Retour à la maison sous le soleil cuisant qui tape chaque centimètre de peau à découvert. Dans le jardin, Sergei m’explique son parcours dans la technologie de l’information jusqu’à ses quelques mois chez Google à Saint-Pétersbourg d’où il a été viré en 2014 pour des raisons politiques lors de la guerre en Crimée, et sa fuite du pays la même année, depuis laquelle il s’adonne de manière personnelle à l’étude du retour des jeunes dans les endroits ruraux et vers l’agriculture. Il fait ses recherches par ses propres moyens, visitant différents pays et allant chercher l’information directement vers les locaux et comparer les différents phénomènes d’exodes ruraux, publie ses conclusions sur un blog, ainsi que des articles, est reconnu par la communauté académique, tout cela de manière indépendante. On a une discussion à propos des auteurs russes durant laquelle il me donne plusieurs noms à découvrir.

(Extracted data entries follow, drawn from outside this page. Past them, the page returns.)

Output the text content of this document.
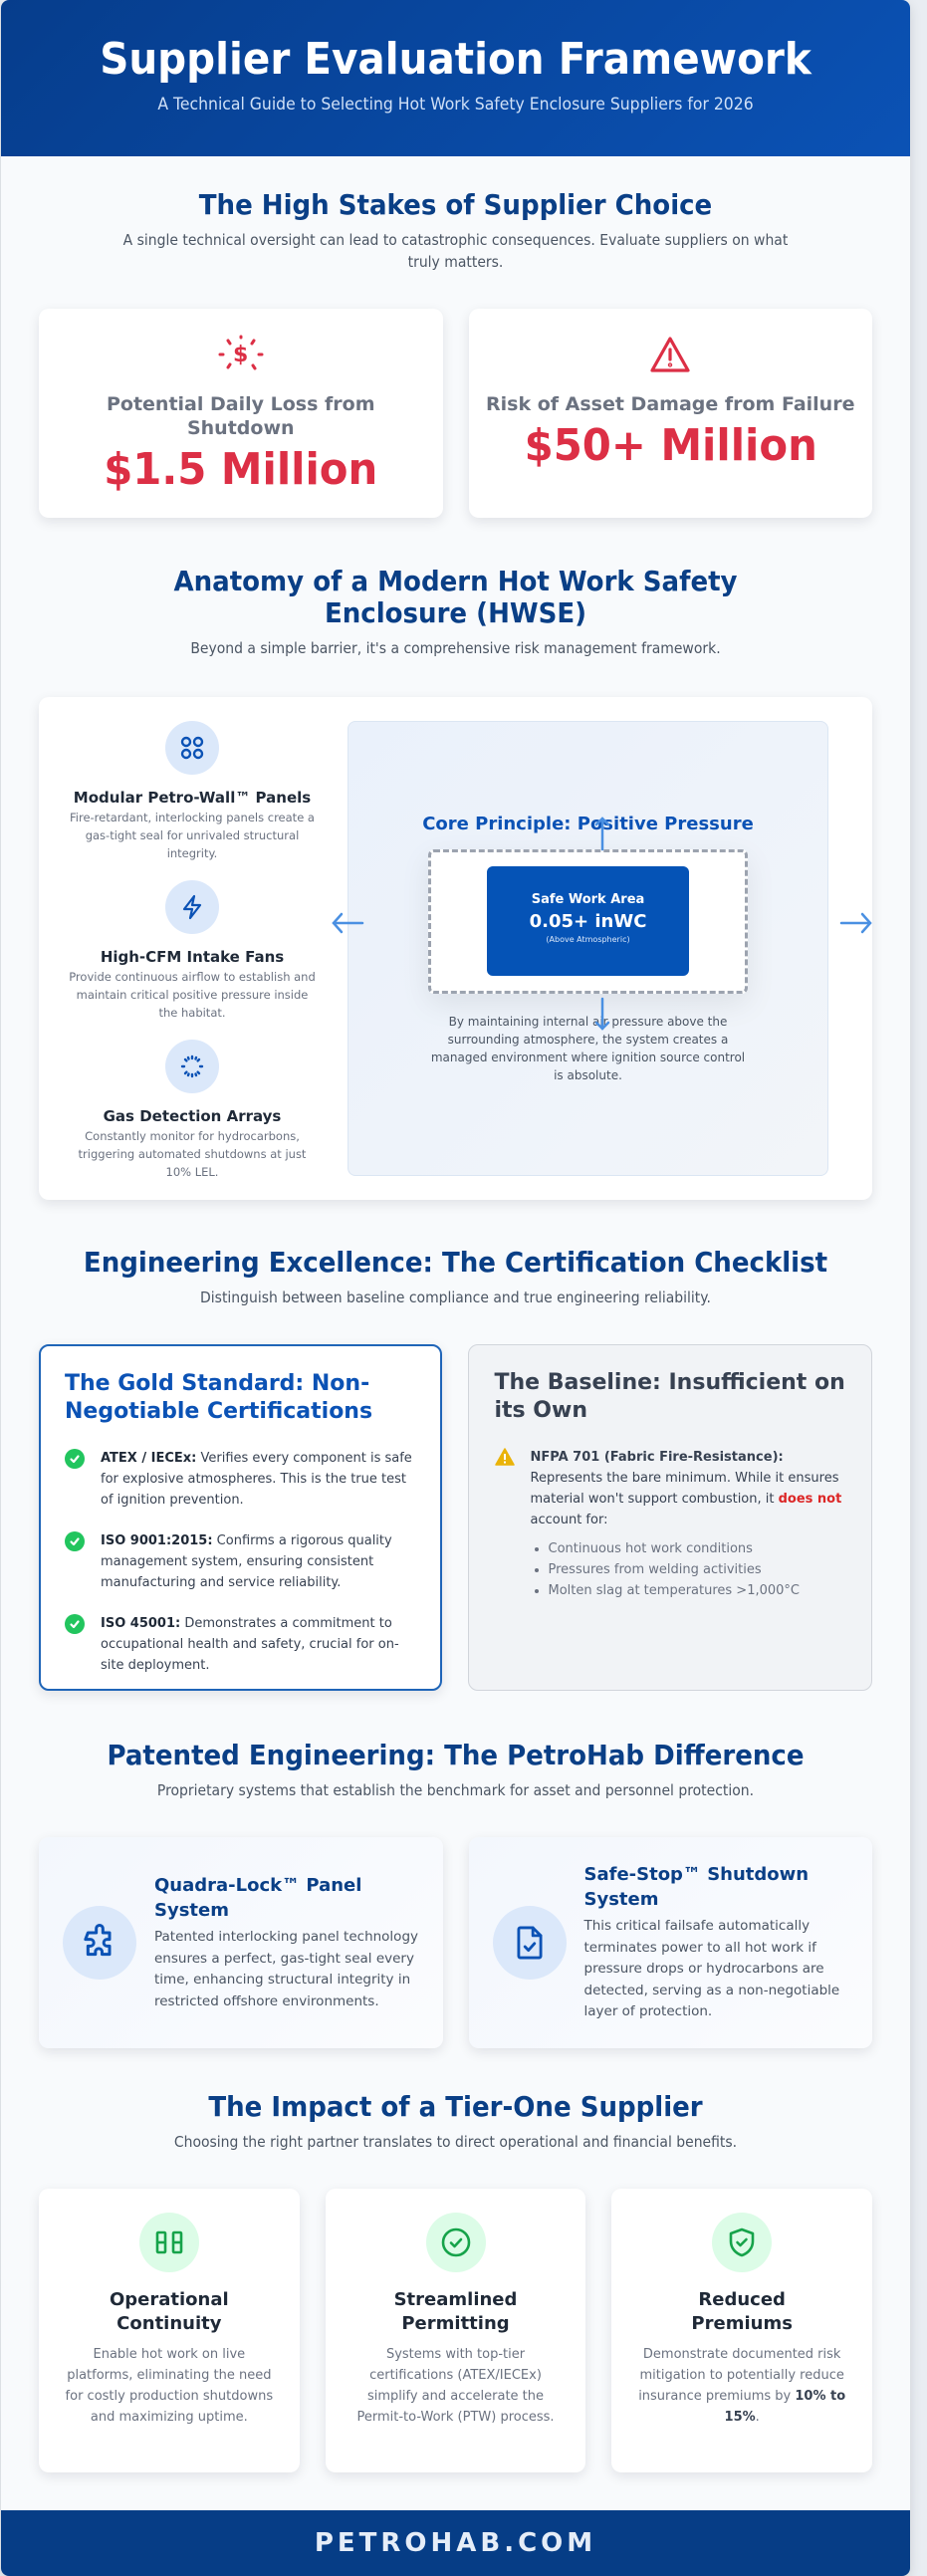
Supplier Evaluation Framework

A Technical Guide to Selecting Hot Work Safety Enclosure Suppliers for 2026

The High Stakes of Supplier Choice

A single technical oversight can lead to catastrophic consequences. Evaluate suppliers on what truly matters.

$
Potential Daily Loss from Shutdown
$1.5 Million
Risk of Asset Damage from Failure
$50+ Million
Anatomy of a Modern Hot Work Safety Enclosure (HWSE)

Beyond a simple barrier, it's a comprehensive risk management framework.

Modular Petro-Wall™ Panels
Fire-retardant, interlocking panels create a gas-tight seal for unrivaled structural integrity.
High-CFM Intake Fans
Provide continuous airflow to establish and maintain critical positive pressure inside the habitat.
Gas Detection Arrays
Constantly monitor for hydrocarbons, triggering automated shutdowns at just 10% LEL.
Core Principle: Positive Pressure
Safe Work Area
0.05+ inWC
(Above Atmospheric)
By maintaining internal air pressure above the surrounding atmosphere, the system creates a managed environment where ignition source control is absolute.
Engineering Excellence: The Certification Checklist

Distinguish between baseline compliance and true engineering reliability.

The Gold Standard: Non-Negotiable Certifications
ATEX / IECEx: Verifies every component is safe for explosive atmospheres. This is the true test of ignition prevention.
ISO 9001:2015: Confirms a rigorous quality management system, ensuring consistent manufacturing and service reliability.
ISO 45001: Demonstrates a commitment to occupational health and safety, crucial for on-site deployment.
The Baseline: Insufficient on its Own
NFPA 701 (Fabric Fire-Resistance): Represents the bare minimum. While it ensures material won't support combustion, it does not account for:
• Continuous hot work conditions
• Pressures from welding activities
• Molten slag at temperatures >1,000°C
Patented Engineering: The PetroHab Difference

Proprietary systems that establish the benchmark for asset and personnel protection.

Quadra-Lock™ Panel System
Patented interlocking panel technology ensures a perfect, gas-tight seal every time, enhancing structural integrity in restricted offshore environments.
Safe-Stop™ Shutdown System
This critical failsafe automatically terminates power to all hot work if pressure drops or hydrocarbons are detected, serving as a non-negotiable layer of protection.
The Impact of a Tier-One Supplier

Choosing the right partner translates to direct operational and financial benefits.

Operational Continuity
Enable hot work on live platforms, eliminating the need for costly production shutdowns and maximizing uptime.
Streamlined Permitting
Systems with top-tier certifications (ATEX/IECEx) simplify and accelerate the Permit-to-Work (PTW) process.
Reduced Premiums
Demonstrate documented risk mitigation to potentially reduce insurance premiums by 10% to 15%.
PETROHAB.COM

Je me pose ensuite dans le hamac au fond du jardin pour lire, mais mon esprit se sent si bien dans ce milieu que j’ai juste envie de ne rien faire, c’est-à-dire de ne pas bouger tout en procédant à l’exploration de ce que je ressens par les stimulus de mes différents sens. Couché dans la toile comme dans un cocon, je ne vois qu’une partie du monde extérieur, au-dessus de moi, comme par une fissure, et sur un fond uniforme simple de couleur bleue, le vert des branches et des feuilles d’arbres à kakis volettent librement, actionnés par le vent. Je me rappelle que certaine cultures utilisent le même mot pour ces deux couleurs, et pour eux ma scène serait donc des milliers de teintes d’une unique couleur. Un humain dans un tel décor ne peut qu’être serein, les plus profonds soucis disparaissent, balayés par le vent, et le corps entier se gonfle d’une légèreté et ne songe qu’à se reposer. C’est une vie réduite à la simplicité, sans tracas du monde extérieur, presque entièrement indépendante de celui-ci. C’est un beau lieu qu’a créé là Ilir.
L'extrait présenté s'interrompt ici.